Thanksgiving's emphasis on gratitude makes it an easy day to like. In fact, New York always seems kinder, gentler this time of year. Volunteers emerge with the muscle to feed tens of thousands. Once a year we can rest our ambitions and focus on our community.

From the experienced at the Bowery Mission downtown, which has been providing Thanksgiving meals for more than a century, to the new – the second year for Thanksgiving breakfast at William Cullen Bryant High School in Long Island City.

For decades, the Doe Fund has been on the front lines of lifting New Yorkers out of poverty. It held three events Thanksgiving Day.

We spoke with a few people who truly know something about having it rough in life. Nasreen was homeless and worse, hopeless—formerly one of the anonymous faces we might pass on the street. Given a chance with the Ready Willing and Able program, he is now the facilities director hosting hundreds of New Yorkers in a rut he knows well.

"All people deserve respect," he said. "Just because a person is homeless doesn't mean he doesn't have value."

Charles was an engineer, but also an alcoholic, which he says destroyed his career, his life. He has been sober 52 months and is in training at the Doe Fund. He knows where he'll be next time we meet: a master chef, he said.

Harlem native Truck, a nickname, was a drug dealer and is now an executive chef. Truck's journey took far more work than just an investment of a third Thursday of a month, once a year. He started at the Doe Fund pushing a mop. Now he teaches culinary arts. He said there are no quick fixes.

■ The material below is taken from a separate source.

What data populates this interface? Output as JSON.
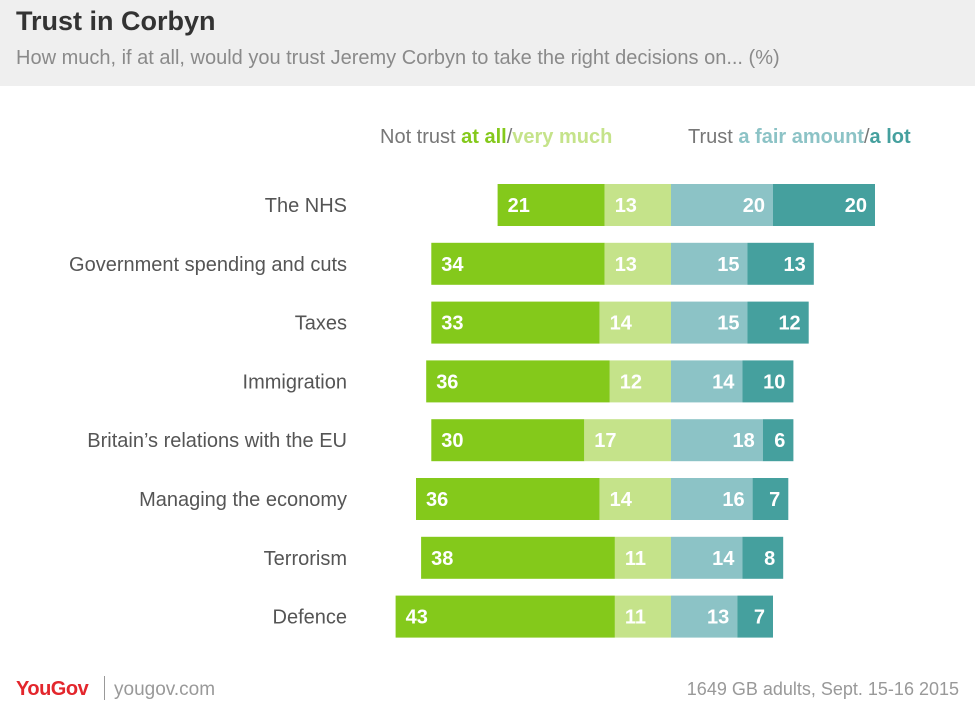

But at least the experts agree on the problem: income inequality. For instance, since the Doe Fund started in 1990, GDP has nearly tripled to $17 trillion, highest in the world. Yet the income gap has grown.

More people are in need now more than ever, according to Doe Fund founder George McDonald.

"I remember when Ronald Reagan was talking about the gap between the rich and poor," he said. "Those seem like the good old days because it has only gotten worse."

So while we have plenty to be thankful for this day, we have a problem on our hands that takes far more than this one day a year to fix.

People we talked to on this holiday had three lasting thoughts:

  1. Be informed.
  2. Do something even if it is just to vote on election day.
  3. Recognize the impact racism in this country has had on the economic climate today.